ROME — Italy has raised the stakes in its dispute with the United States over the killing in 2005 of an Italian intelligence agent at a U.S. checkpoint in Iraq, saying Washington must set things right by assuming responsibility for the death.
Foreign Minister Massimo D'Alema made the demand at a weekend commemoration of Nicola Calipari, the agent killed by a U.S. soldier on March 4, 2005, at a U.S. military checkpoint near Baghdad airport.
Calipari became a national hero for securing the release of kidnapped journalist Giuliana Sgrena. He died shielding her from gunfire at the checkpoint just after her release.
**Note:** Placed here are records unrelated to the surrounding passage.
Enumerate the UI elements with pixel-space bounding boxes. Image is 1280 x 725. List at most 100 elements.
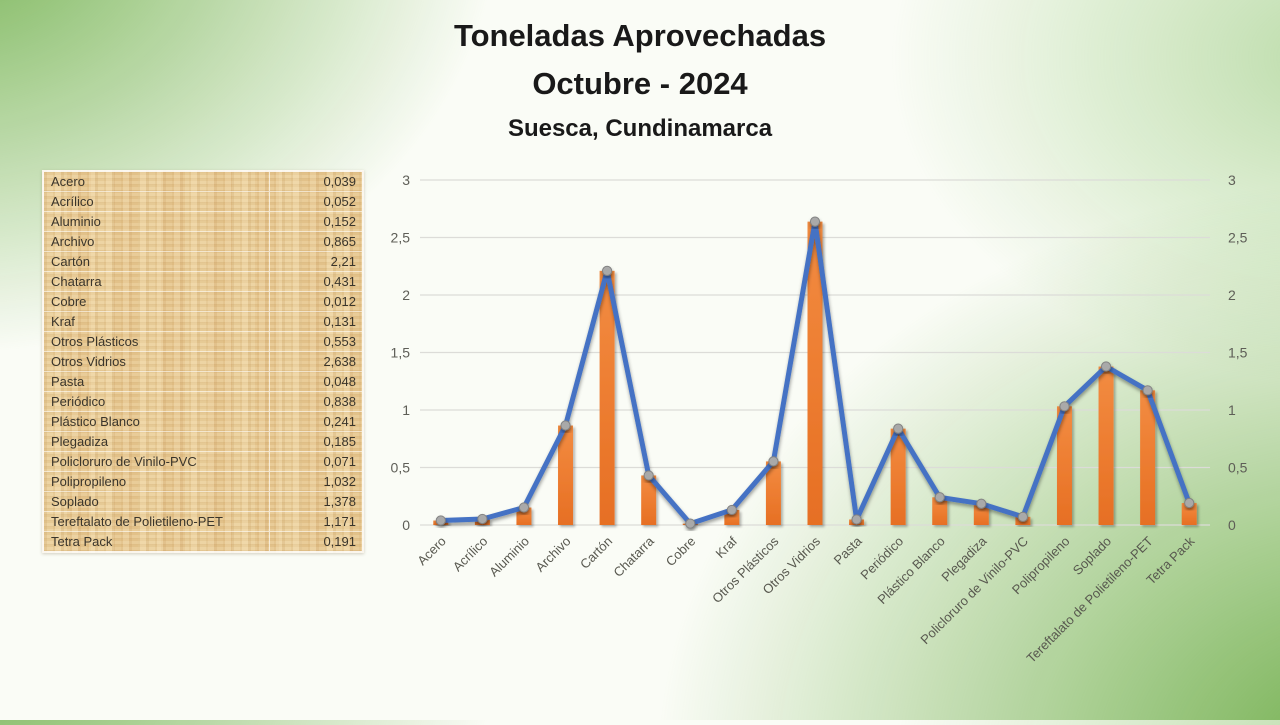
- table-row: Pasta 0,048: [44, 371, 362, 391]
- material-value-cell: 0,865: [323, 234, 356, 249]
- data-point-marker: [643, 470, 654, 481]
- material-value-cell: 0,431: [323, 274, 356, 289]
- data-point-marker: [851, 514, 862, 525]
- material-value-cell: 0,185: [323, 434, 356, 449]
- material-value-cell: 0,191: [323, 534, 356, 549]
- x-axis-label: Chatarra: [610, 533, 657, 580]
- data-point-marker: [934, 492, 945, 503]
- material-value-cell: 1,378: [323, 494, 356, 509]
- x-axis-label: Aluminio: [486, 534, 532, 580]
- table-row: Chatarra 0,431: [44, 271, 362, 291]
- y-axis-label-right: 1: [1228, 402, 1236, 418]
- table-row: Aluminio 0,152: [44, 211, 362, 231]
- data-point-marker: [1184, 497, 1195, 509]
- data-point-marker: [685, 518, 696, 529]
- material-value-cell: 0,039: [323, 174, 356, 189]
- y-axis-label-left: 2,5: [391, 230, 411, 246]
- slide-subtitle: Suesca, Cundinamarca: [507, 115, 773, 142]
- y-axis-label-right: 1,5: [1228, 345, 1248, 361]
- table-row: Acero 0,039: [44, 172, 362, 191]
- material-name-cell: Aluminio: [44, 212, 270, 231]
- x-axis-label: Cobre: [663, 534, 699, 570]
- material-value-cell: 2,638: [323, 354, 356, 369]
- material-value-cell: 1,032: [323, 474, 356, 489]
- material-name-cell: Periódico: [44, 392, 270, 411]
- material-value-cell: 0,241: [323, 414, 356, 429]
- table-row: Otros Plásticos 0,553: [44, 331, 362, 351]
- material-name-cell: Otros Plásticos: [44, 332, 270, 351]
- data-point-marker: [1059, 401, 1070, 412]
- data-point-marker: [518, 502, 530, 513]
- x-axis-label: Acrílico: [450, 534, 491, 575]
- data-point-marker: [435, 515, 446, 526]
- table-row: Tereftalato de Polietileno-PET 1,171: [44, 511, 362, 531]
- table-row: Plegadiza 0,185: [44, 431, 362, 451]
- bar: [1098, 366, 1114, 525]
- material-name-cell: Acrílico: [44, 192, 270, 211]
- bar: [1140, 390, 1156, 525]
- bar: [807, 221, 823, 525]
- y-axis-label-left: 1: [402, 402, 410, 418]
- material-name-cell: Pasta: [44, 372, 270, 391]
- y-axis-label-left: 3: [402, 172, 410, 188]
- table-row: Periódico 0,838: [44, 391, 362, 411]
- material-value-cell: 0,838: [323, 394, 356, 409]
- table-row: Archivo 0,865: [44, 231, 362, 251]
- material-name-cell: Soplado: [44, 492, 270, 511]
- y-axis-label-right: 2: [1228, 287, 1236, 303]
- data-point-marker: [602, 265, 613, 276]
- material-name-cell: Tereftalato de Polietileno-PET: [44, 512, 270, 531]
- y-axis-label-left: 2: [402, 287, 410, 303]
- data-point-marker: [893, 423, 904, 434]
- x-axis-label: Cartón: [577, 534, 615, 572]
- material-name-cell: Polipropileno: [44, 472, 270, 491]
- material-value-cell: 0,152: [323, 214, 356, 229]
- slide-title-line-1: Toneladas Aprovechadas: [453, 18, 827, 53]
- bar: [890, 428, 906, 525]
- data-point-marker: [477, 513, 488, 525]
- material-name-cell: Cobre: [44, 292, 270, 311]
- y-axis-label-left: 0: [402, 517, 410, 533]
- materials-table: Acero 0,039 Acrílico 0,052 Aluminio 0,152 Arch…: [42, 170, 364, 553]
- y-axis-label-left: 0,5: [391, 460, 411, 476]
- material-name-cell: Chatarra: [44, 272, 270, 291]
- bar: [1181, 503, 1197, 525]
- y-axis-label-right: 2,5: [1228, 230, 1248, 246]
- y-axis-label-right: 3: [1228, 172, 1236, 188]
- material-name-cell: Tetra Pack: [44, 532, 270, 551]
- data-point-marker: [1017, 511, 1028, 522]
- bar: [599, 270, 615, 525]
- material-name-cell: Cartón: [44, 252, 270, 271]
- material-name-cell: Otros Vidrios: [44, 352, 270, 371]
- x-axis-label: Kraf: [712, 533, 740, 561]
- x-axis-label: Pasta: [831, 533, 866, 568]
- data-point-marker: [1100, 361, 1112, 372]
- material-name-cell: Plástico Blanco: [44, 412, 270, 431]
- material-name-cell: Plegadiza: [44, 432, 270, 451]
- material-value-cell: 0,071: [323, 454, 356, 469]
- material-value-cell: 0,052: [323, 194, 356, 209]
- table-row: Polipropileno 1,032: [44, 471, 362, 491]
- material-name-cell: Policloruro de Vinilo-PVC: [44, 452, 270, 471]
- material-value-cell: 1,171: [323, 514, 356, 529]
- table-row: Soplado 1,378: [44, 491, 362, 511]
- bar: [765, 461, 781, 525]
- x-axis-label: Acero: [414, 534, 449, 569]
- data-point-marker: [976, 498, 987, 509]
- material-name-cell: Acero: [44, 172, 270, 191]
- material-value-cell: 2,21: [330, 254, 356, 269]
- toneladas-chart: 0 0 0,5 0,5 1 1 1,5 1,5 2 2 2,5 2,5 3 3 Acero Acrílico A…: [370, 168, 1280, 720]
- material-name-cell: Kraf: [44, 312, 270, 331]
- y-axis-label-left: 1,5: [391, 345, 411, 361]
- bar: [516, 507, 532, 525]
- bar: [932, 497, 948, 525]
- table-row: Tetra Pack 0,191: [44, 531, 362, 551]
- data-point-marker: [768, 456, 779, 467]
- data-point-marker: [560, 420, 571, 431]
- table-row: Acrílico 0,052: [44, 191, 362, 211]
- slide-title-line-2: Octubre - 2024: [532, 66, 748, 101]
- material-value-cell: 0,553: [323, 334, 356, 349]
- data-point-marker: [726, 504, 737, 516]
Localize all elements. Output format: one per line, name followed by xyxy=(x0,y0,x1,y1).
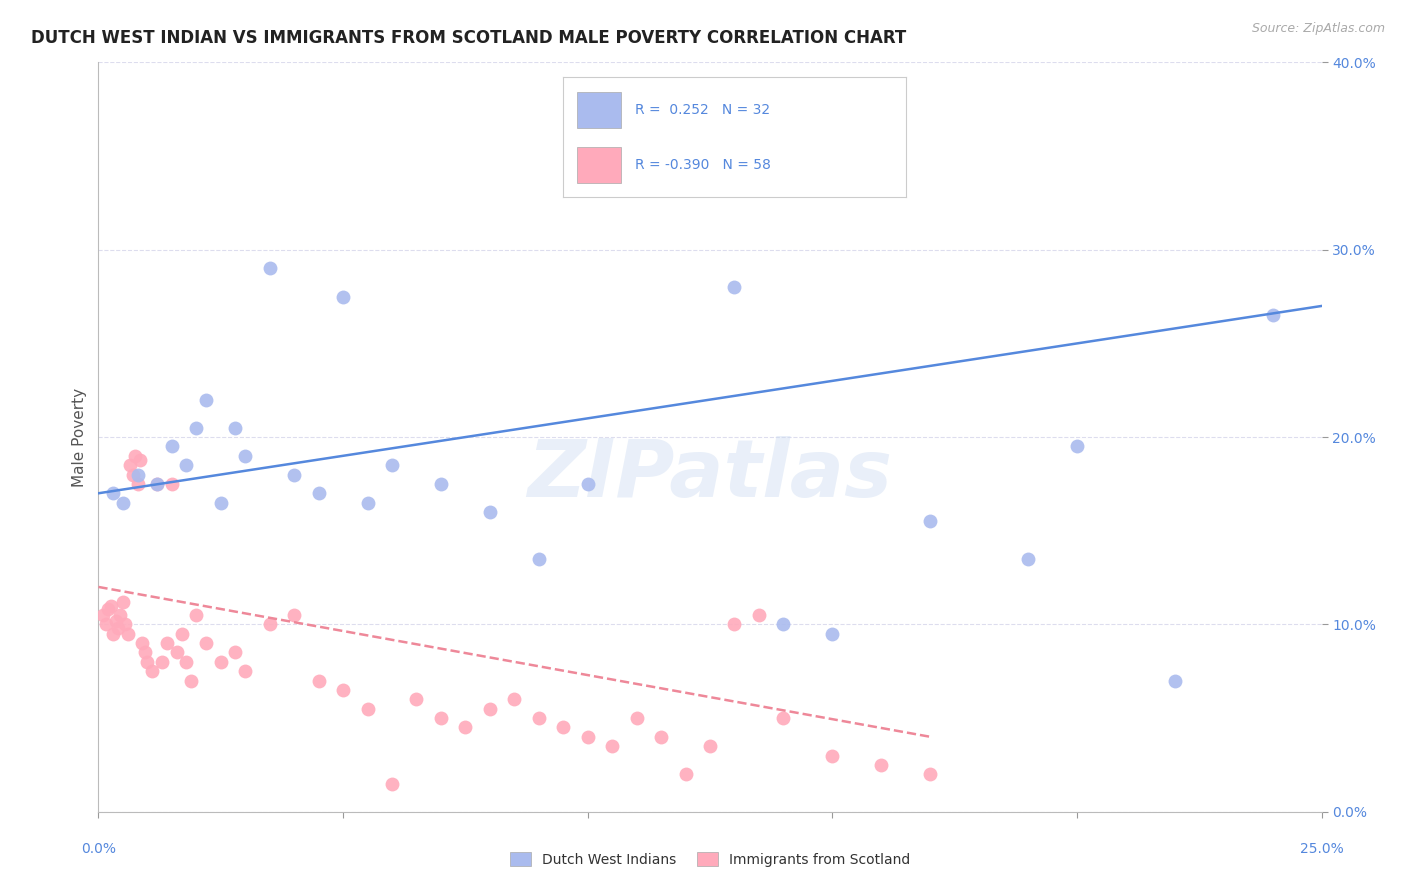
Point xyxy=(650,730,672,744)
Point xyxy=(131,636,153,650)
Point xyxy=(124,449,146,463)
Point xyxy=(675,84,697,98)
Point xyxy=(626,711,648,725)
Point xyxy=(111,496,134,510)
Point xyxy=(356,496,378,510)
Point xyxy=(233,449,256,463)
Point xyxy=(626,93,648,107)
Point xyxy=(699,739,721,753)
Point xyxy=(141,664,163,678)
Point xyxy=(121,467,143,482)
Point xyxy=(110,608,132,623)
Point xyxy=(129,452,152,467)
Point xyxy=(180,673,202,688)
Point xyxy=(259,617,281,632)
Point xyxy=(117,626,139,640)
Point xyxy=(503,692,526,706)
Point xyxy=(134,646,156,660)
Point xyxy=(224,421,246,435)
Point xyxy=(91,608,114,623)
Point xyxy=(97,602,120,616)
Point xyxy=(478,701,501,715)
Point xyxy=(156,636,179,650)
Point xyxy=(176,655,198,669)
Point xyxy=(101,486,124,500)
Point xyxy=(233,664,256,678)
Point xyxy=(283,467,305,482)
Point xyxy=(1261,309,1284,323)
Point xyxy=(332,683,354,698)
Text: DUTCH WEST INDIAN VS IMMIGRANTS FROM SCOTLAND MALE POVERTY CORRELATION CHART: DUTCH WEST INDIAN VS IMMIGRANTS FROM SCO… xyxy=(31,29,907,47)
Point xyxy=(356,701,378,715)
Point xyxy=(136,655,159,669)
Y-axis label: Male Poverty: Male Poverty xyxy=(72,387,87,487)
Point xyxy=(166,646,188,660)
Point xyxy=(120,458,142,473)
Point xyxy=(283,608,305,623)
Point xyxy=(748,608,770,623)
Legend: Dutch West Indians, Immigrants from Scotland: Dutch West Indians, Immigrants from Scot… xyxy=(505,847,915,872)
Point xyxy=(600,739,623,753)
Point xyxy=(920,767,942,781)
Point xyxy=(527,551,550,566)
Point xyxy=(224,646,246,660)
Point xyxy=(1017,551,1039,566)
Point xyxy=(527,711,550,725)
Point xyxy=(150,655,173,669)
Point xyxy=(107,621,129,635)
Point xyxy=(920,514,942,528)
Point xyxy=(381,776,404,791)
Point xyxy=(111,595,134,609)
Point xyxy=(772,711,794,725)
Point xyxy=(405,692,427,706)
Point xyxy=(308,486,330,500)
Point xyxy=(723,280,745,294)
Point xyxy=(146,476,169,491)
Point xyxy=(381,458,404,473)
Point xyxy=(430,711,453,725)
Point xyxy=(186,421,208,435)
Point xyxy=(100,599,122,613)
Point xyxy=(195,392,218,407)
Text: ZIPatlas: ZIPatlas xyxy=(527,435,893,514)
Point xyxy=(101,626,124,640)
Point xyxy=(195,636,218,650)
Point xyxy=(553,721,575,735)
Point xyxy=(1066,440,1088,454)
Point xyxy=(127,476,149,491)
Point xyxy=(699,121,721,136)
Point xyxy=(146,476,169,491)
Point xyxy=(104,614,127,628)
Point xyxy=(821,626,844,640)
Point xyxy=(870,758,893,772)
Point xyxy=(209,655,232,669)
Point xyxy=(209,496,232,510)
Point xyxy=(160,440,183,454)
Point xyxy=(478,505,501,519)
Point xyxy=(1164,673,1187,688)
Point xyxy=(259,261,281,276)
Text: 0.0%: 0.0% xyxy=(82,842,115,856)
Point xyxy=(114,617,136,632)
Point xyxy=(94,617,117,632)
Point xyxy=(675,767,697,781)
Point xyxy=(821,748,844,763)
Point xyxy=(332,289,354,303)
Point xyxy=(127,467,149,482)
Text: Source: ZipAtlas.com: Source: ZipAtlas.com xyxy=(1251,22,1385,36)
Point xyxy=(170,626,193,640)
Point xyxy=(576,476,599,491)
Point xyxy=(430,476,453,491)
Point xyxy=(454,721,477,735)
Point xyxy=(160,476,183,491)
Point xyxy=(576,730,599,744)
Point xyxy=(772,617,794,632)
Point xyxy=(186,608,208,623)
Point xyxy=(723,617,745,632)
Text: 25.0%: 25.0% xyxy=(1299,842,1344,856)
Point xyxy=(176,458,198,473)
Point xyxy=(308,673,330,688)
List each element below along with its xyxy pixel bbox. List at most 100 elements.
Sgrena was wounded, and is seeking compensation from Washington.
A Rome judge last month ordered a U.S. soldier to stand trial for the killing but Washington has refused to hand him over and considers the case closed.
"The name of the person who is believed to have fired the shots is known. Whatever the truth is, this was a lost opportunity for the Americans," D'Alema said. "Right now, there is a need for justice to be done."
Spc. Mario Lozano of the U.S. Army's 69th Infantry Regiment has been charged with voluntary homicide for the shooting. The trial in absentia begins next month.
The U.S. military says the car carrying the Italians was signaled to slow down and warning shots were fired, but Italian prosecutors contest this.
Italy also is at odds with the Bush administration over its policy of seizing terrorism suspects on European soil and sending them for interrogation to other nations. An Italian judge last month indicted 26 Americans in connection with the abduction of an Egyptian cleric in Milan.